Occasionally we see it….data that deliver metrics on behavior. A recent article in the Wall St. Journal “At Work: An Executive’s Misdeeds Often Prove to Be Costly” cited a Mississippi State University , Drexel University study that suggests bad behavior by top executives can cost an average of $110 million or 1.6% of shareholder valve. More than double that amount if that executive is the CEO.
Surprising? It shouldn’t be. What is surprising is that boards often keep that executive on at the organization even though additional studies show it hurts company performance and company value.

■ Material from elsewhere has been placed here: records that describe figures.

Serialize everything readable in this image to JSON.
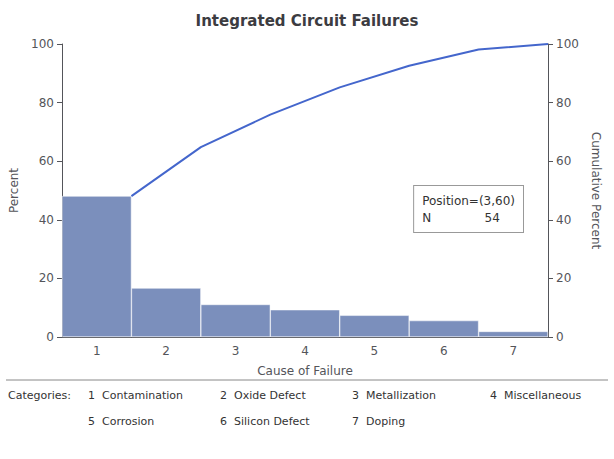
{
  "chart_data": {
    "type": "bar",
    "title": "Integrated Circuit Failures",
    "xlabel": "Cause of Failure",
    "ylabel": "Percent",
    "y2label": "Cumulative Percent",
    "categories": [
      1,
      2,
      3,
      4,
      5,
      6,
      7
    ],
    "series": [
      {
        "type": "bar",
        "color": "#7b8fbc",
        "values": [
          48.1,
          16.7,
          11.1,
          9.3,
          7.4,
          5.6,
          1.9
        ]
      },
      {
        "type": "line",
        "color": "#4466cc",
        "axis": "y2",
        "values": [
          48.1,
          64.8,
          75.9,
          85.2,
          92.6,
          98.1,
          100.0
        ]
      }
    ],
    "ylim": [
      0,
      100
    ],
    "yticks": [
      0,
      20,
      40,
      60,
      80,
      100
    ],
    "y2lim": [
      0,
      100
    ],
    "y2ticks": [
      0,
      20,
      40,
      60,
      80,
      100
    ],
    "grid": false,
    "annotations": [
      "Position=(3,60)",
      "N",
      "54"
    ],
    "category_key": {
      "title": "Categories:",
      "entries": [
        {
          "num": "1",
          "name": "Contamination"
        },
        {
          "num": "2",
          "name": "Oxide Defect"
        },
        {
          "num": "3",
          "name": "Metallization"
        },
        {
          "num": "4",
          "name": "Miscellaneous"
        },
        {
          "num": "5",
          "name": "Corrosion"
        },
        {
          "num": "6",
          "name": "Silicon Defect"
        },
        {
          "num": "7",
          "name": "Doping"
        }
      ]
    }
  }
}
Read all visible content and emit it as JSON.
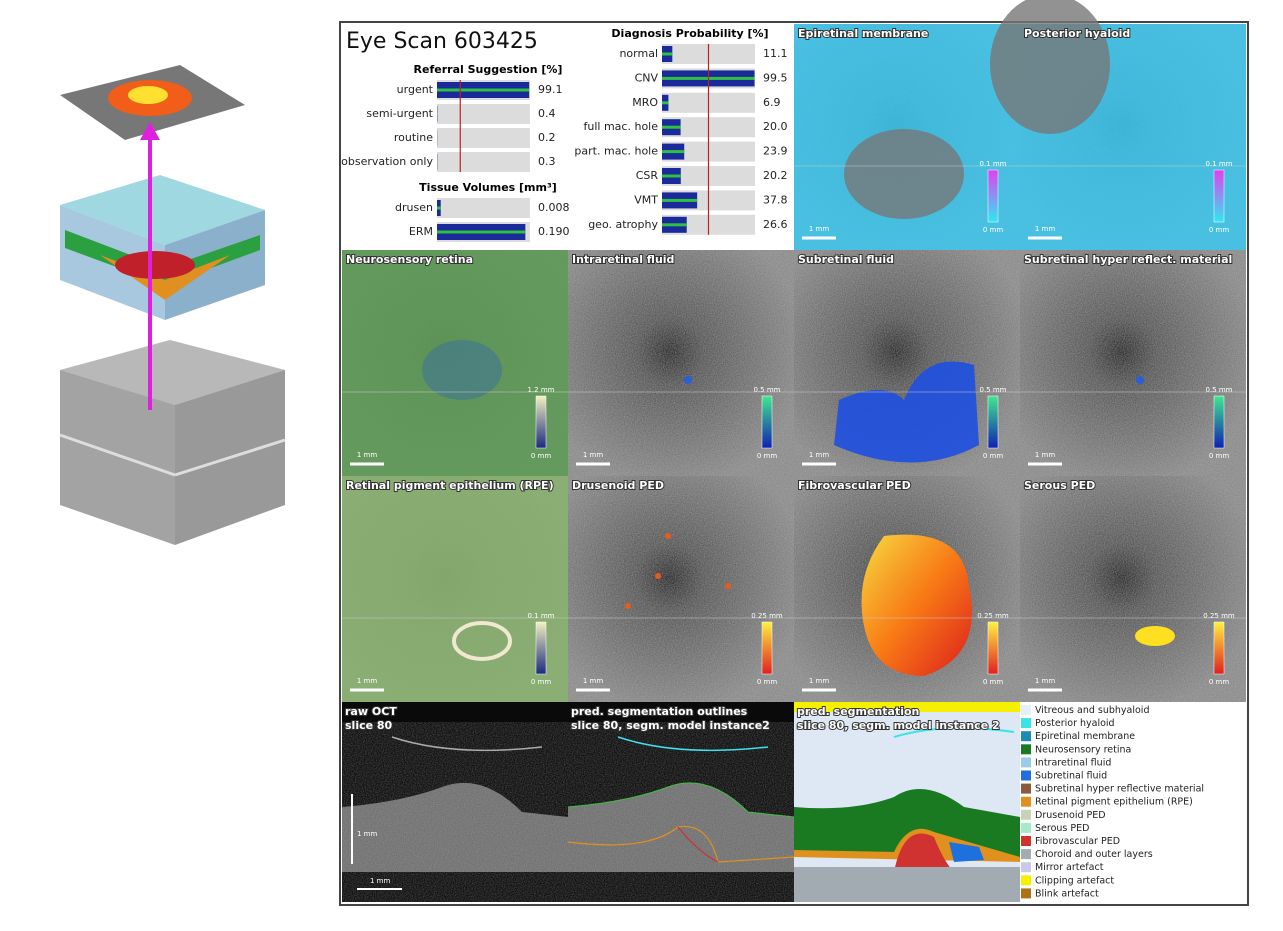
{
  "header": {
    "title": "Eye Scan 603425"
  },
  "referral": {
    "title": "Referral Suggestion [%]",
    "labels": [
      "urgent",
      "semi-urgent",
      "routine",
      "observation only"
    ],
    "values": [
      99.1,
      0.4,
      0.2,
      0.3
    ],
    "xlim": [
      0,
      100
    ],
    "threshold": 25
  },
  "tissue_volumes": {
    "title": "Tissue Volumes [mm³]",
    "labels": [
      "drusen",
      "ERM"
    ],
    "values": [
      0.008,
      0.19
    ],
    "value_labels": [
      "0.008",
      "0.190"
    ],
    "xlim": [
      0,
      0.2
    ]
  },
  "diagnosis": {
    "title": "Diagnosis Probability [%]",
    "labels": [
      "normal",
      "CNV",
      "MRO",
      "full mac. hole",
      "part. mac. hole",
      "CSR",
      "VMT",
      "geo. atrophy"
    ],
    "values": [
      11.1,
      99.5,
      6.9,
      20.0,
      23.9,
      20.2,
      37.8,
      26.6
    ],
    "value_labels": [
      "11.1",
      "99.5",
      "6.9",
      "20.0",
      "23.9",
      "20.2",
      "37.8",
      "26.6"
    ],
    "xlim": [
      0,
      100
    ],
    "threshold": 50
  },
  "maps": [
    {
      "title": "Epiretinal membrane",
      "scale_max": "0.1 mm",
      "scale_min": "0 mm",
      "scale_bar": "1 mm",
      "tint": "#3cc8ee",
      "colorbar": [
        "#e040f0",
        "#30e8f0"
      ]
    },
    {
      "title": "Posterior hyaloid",
      "scale_max": "0.1 mm",
      "scale_min": "0 mm",
      "scale_bar": "1 mm",
      "tint": "#3cc8ee",
      "colorbar": [
        "#e040f0",
        "#30e8f0"
      ]
    },
    {
      "title": "Neurosensory retina",
      "scale_max": "1.2 mm",
      "scale_min": "0 mm",
      "scale_bar": "1 mm",
      "tint": "#5f9a58",
      "colorbar": [
        "#f4f0c0",
        "#1a2a80"
      ]
    },
    {
      "title": "Intraretinal fluid",
      "scale_max": "0.5 mm",
      "scale_min": "0 mm",
      "scale_bar": "1 mm",
      "tint": "#2a5fd8",
      "colorbar": [
        "#40e890",
        "#1020b0"
      ]
    },
    {
      "title": "Subretinal fluid",
      "scale_max": "0.5 mm",
      "scale_min": "0 mm",
      "scale_bar": "1 mm",
      "tint": "#1e4fe0",
      "colorbar": [
        "#40e890",
        "#1020b0"
      ]
    },
    {
      "title": "Subretinal hyper reflect. material",
      "scale_max": "0.5 mm",
      "scale_min": "0 mm",
      "scale_bar": "1 mm",
      "tint": "#2a5fd8",
      "colorbar": [
        "#40e890",
        "#1020b0"
      ]
    },
    {
      "title": "Retinal pigment epithelium (RPE)",
      "scale_max": "0.1 mm",
      "scale_min": "0 mm",
      "scale_bar": "1 mm",
      "tint": "#8ab070",
      "colorbar": [
        "#f4f0c0",
        "#1a2a80"
      ]
    },
    {
      "title": "Drusenoid PED",
      "scale_max": "0.25 mm",
      "scale_min": "0 mm",
      "scale_bar": "1 mm",
      "tint": "#e85a20",
      "colorbar": [
        "#fff040",
        "#e02020"
      ]
    },
    {
      "title": "Fibrovascular PED",
      "scale_max": "0.25 mm",
      "scale_min": "0 mm",
      "scale_bar": "1 mm",
      "tint": "#f6a020",
      "colorbar": [
        "#fff040",
        "#e02020"
      ]
    },
    {
      "title": "Serous PED",
      "scale_max": "0.25 mm",
      "scale_min": "0 mm",
      "scale_bar": "1 mm",
      "tint": "#f8d020",
      "colorbar": [
        "#fff040",
        "#e02020"
      ]
    }
  ],
  "oct": [
    {
      "title": "raw OCT",
      "subtitle": "slice 80",
      "scale_vertical": "1 mm",
      "scale_horizontal": "1 mm"
    },
    {
      "title": "pred. segmentation outlines",
      "subtitle": "slice 80, segm. model instance2"
    },
    {
      "title": "pred. segmentation",
      "subtitle": "slice 80, segm. model instance 2"
    }
  ],
  "legend": [
    {
      "label": "Vitreous and subhyaloid",
      "color": "#e6eef8"
    },
    {
      "label": "Posterior hyaloid",
      "color": "#38e4ec"
    },
    {
      "label": "Epiretinal membrane",
      "color": "#1a8cb4"
    },
    {
      "label": "Neurosensory retina",
      "color": "#1a7a22"
    },
    {
      "label": "Intraretinal fluid",
      "color": "#9ccbea"
    },
    {
      "label": "Subretinal fluid",
      "color": "#1e70dc"
    },
    {
      "label": "Subretinal hyper reflective material",
      "color": "#8a5a3c"
    },
    {
      "label": "Retinal pigment epithelium (RPE)",
      "color": "#e0901c"
    },
    {
      "label": "Drusenoid PED",
      "color": "#c8d2b4"
    },
    {
      "label": "Serous PED",
      "color": "#a6eac8"
    },
    {
      "label": "Fibrovascular PED",
      "color": "#d03232"
    },
    {
      "label": "Choroid and outer layers",
      "color": "#a2aab2"
    },
    {
      "label": "Mirror artefact",
      "color": "#cacae8"
    },
    {
      "label": "Clipping artefact",
      "color": "#f6f000"
    },
    {
      "label": "Blink artefact",
      "color": "#b07014"
    }
  ]
}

Who are the culprits? Often they are male and older and nearly half of the instances cited in the study were reports of sexual indiscretions. Locally, Best Buy Co Inc. founder and Chairman Richard Schulze had to step down in 2012 after being accused of covering up an affair between former Chief Executive Officer Brian Dunn and a colleague. Dunn resigned. (The stock hit the $20 range after Dunn’s departure and today trades in the $33 range.)
Previous posts here have detailed just how substantially these problems can hurt smaller companies, especially those without a response plan. According to the Association of Small Business Development Centers, more than one in four businesses will have a significant crisis. The Hartford Insurance company says 43% of those who have a crisis and no crisis plan never reopen. And the Hartford study says of those that do re-open; only 29% are still operating two years later.
In the digital age there are few secrets, very little privacy and lots of good reasons to hire and retain the right people.